Hello,
A file copied by devexpress has been identified as a Trojan by McAfee at one of our clients's sites (see below).
It is confirmed by virustotal (see attachment)
Can you do something about it ?
Thanks,
Martin
----------------------------------------------------------------------------------------------------------------------
Subject: "Malware detected and not handled" events received
Importance: High
ePolicy Orchestrator Notification
Analyzer Method: OAS
Threat Type: Trojan
Threat Severity: Alert
Threat Action Taken: deleted
Response Name: Malware detected and not handled Event Type Name: Threat Defined at: My Organization System Location:
Description: Sends an e-mail notification when "Malware detected and not handled" events are received.
Number of events: 1
Source IPV6 addresses:
Source IPV4 addresses:
Threat Names: GenericRXCT-AM!FF526CA867DC Threat Process Name:
Detecting Product Names: VirusScan Enterprise Target File Name: C:\Users\Public\Documents\DevExpress Demos 15.2\Components\WinForms\Bin\PivotGridOlapBrowser.exe
Hi Martin,
Thank you for reaching out to us.
What DevExpress version are you using? I've tested the PivotGridMainDemo.exe file from the latest build 15.2.16 (it's attached) and VirusTotal confirmed it's safe (VirusTotal report). What looks confusing is that my file is of 440.5 KB, while your file is four times smaller.
Hello,
The problem is with pivotgridolapbrowser.exe!
We use 15.2.something (I cant see it now)
Thanks
15.2.10
We are also seeing this is version 16.2.4 please see attached screen shots.
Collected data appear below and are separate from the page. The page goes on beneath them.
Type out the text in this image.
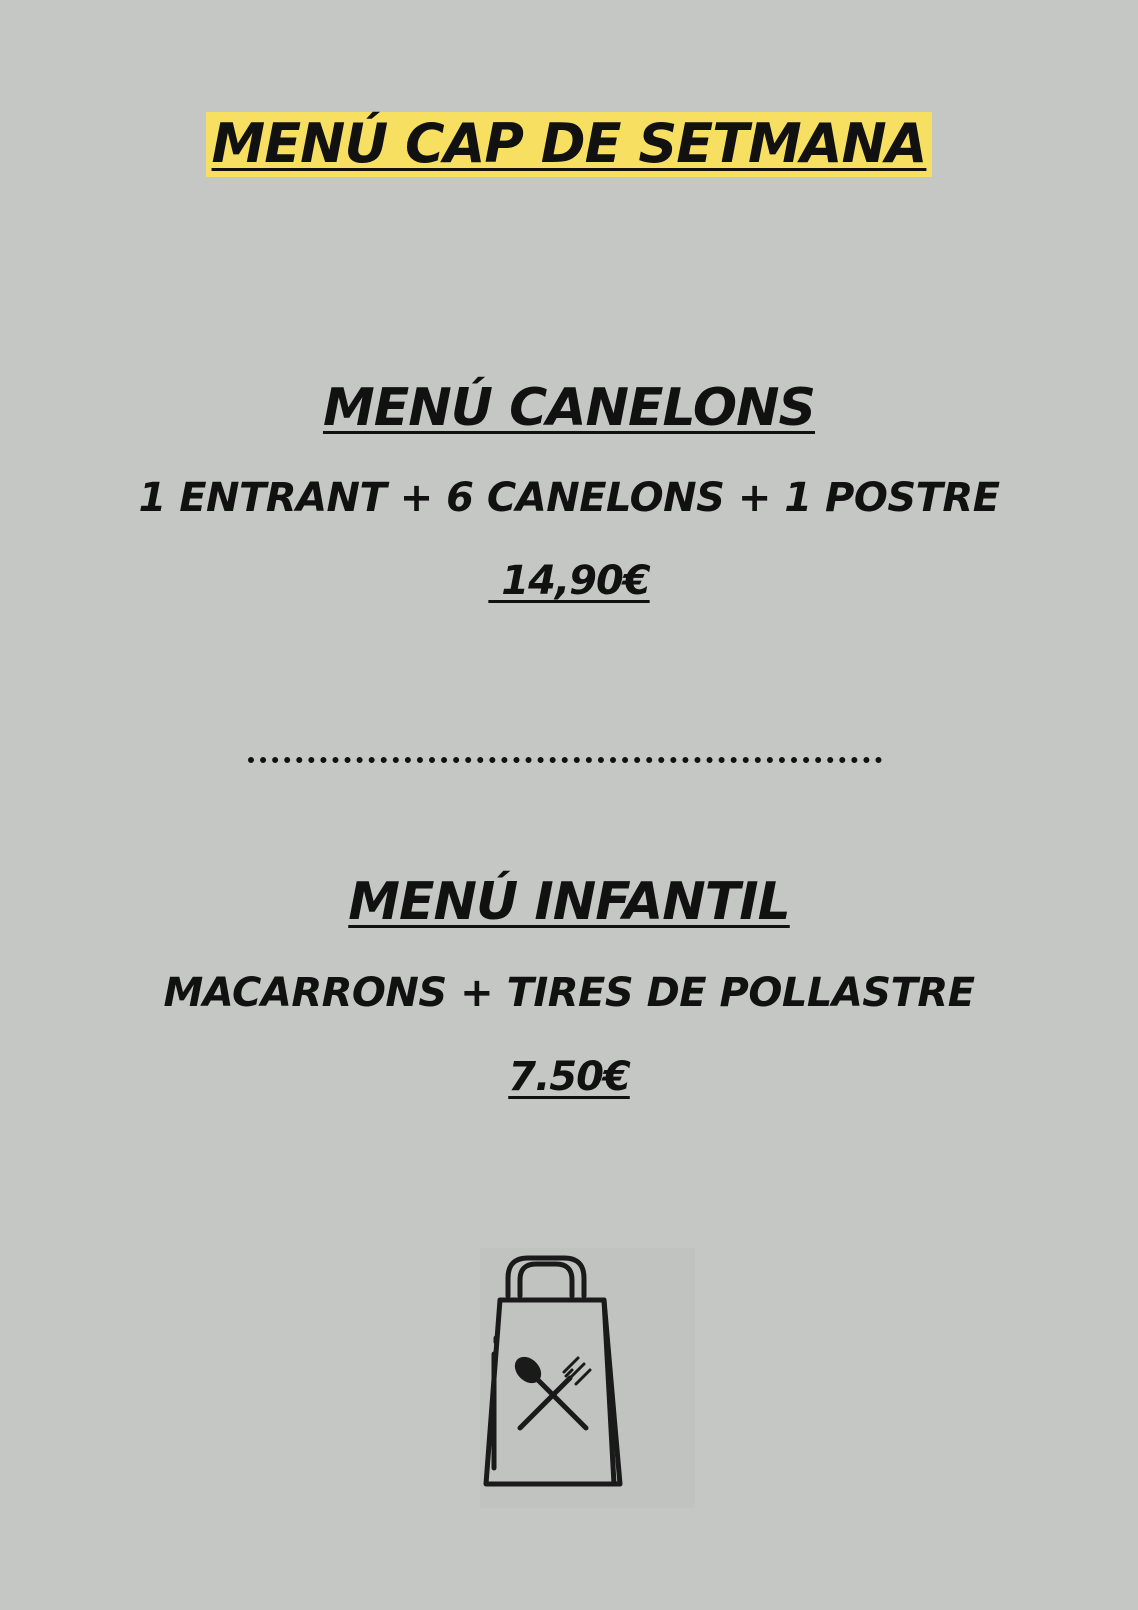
MENÚ CAP DE SETMANA
MENÚ CANELONS
1 ENTRANT + 6 CANELONS + 1 POSTRE
14,90€
MENÚ INFANTIL
MACARRONS + TIRES DE POLLASTRE
7.50€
This has also been confirmed as a virus by our internal IS department as a Trojan.
My whole development team is now offline as a precaution.
This is urgent can you look into this right away please.
Hello Martin, Scott,
I first wanted to emphasize that you can trust the content you're receiving from DevExpress. As you may already know, our installation files are digitally signed and have been checked for viruses prior to distribution.
If these files were provided by our installer and were not patched by any third-party, then I am almost sure that this is a false positive.
I am going to prepare information about the file versions that you mentioned and publish it soon, so you can compare it with the files installed on your machine.
In the meantime, you may wish to check the application you have on your machine on the VirusTotal website by Google.
Thanks,
Stan
Hello,
I have finally managed to reproduce this false positive issue on the VirusTotal website. So far we have the following list of files that I were reported as infected:
15.2.10 - PivotGridOlapBrowser.exe; Size:108 KB (111,104 bytes); MD5:ff526ca867dc26ef348d9645ed18eeed -testing results (indicated by TrendMicro)
16.1.8 - PivotGridOlapBrowser.exe; Size: 108 KB (111,104 bytes); MD5:220ca8765141d05c4ae9b014c2a578b0 -testing results (already clean)
16.2.4 - PivotGridOlapBrowser.exe; Size:108 KB (111,104 bytes); MD5:0b6cc218d66d8de94311f7fc4ff07c48 -testing results (already clean)
17.1.6 - PivotGridOlapBrowser.exe; Size:108 KB (111,104 bytes); MD5:5fe657f170b638ebbf823e284c7fb9fc) -testing results (indicated by SentinelOne)
We are will contact the corresponding vendors and do our best to resolve this odd issue as soon as possible. I will keep you informed about any results we receive.
In the meantime, I suggest you white list these applications, because I am sure that this is a false positive. Particularly, we have tried to build the same demo application from source code in debug mode (it is included in the installation) and received the same alarm. I believe that this alarm will disappear in a couple of days.
Thanks,
Stan
Just a follow-up. We have contacted both vendors - TrendMicro and SentinelOne but have not received any response yet. I hope that this weird issue will be addressed in a few days. I will let you know when these files will be whitelisted.
I would like to note that PivotGridOlapBrowser is a sample project that is built from the source code shipped with the installation. The source code is placed in the neighbor folder - "C:\Users\Public\Documents\DevExpress YYYY.X Demos\Components\WinForms\CS\PivotGridOlapBrowser". Technically, you can delete this file without any risk and rebuild it from the source code.
Should you have any additional questions in this regard, just drop me a line.
Hello guys,
Just a quick follow up while Stan is out of the office…
TrendMicro seems to have updated their definitions. PivotGridOlapBrowser.exe of version 15.2.10 is no longer detected: VirusTotal report. However, the file from version 17.1.6 is still detected by SentinelOne. We're awaiting a response from them.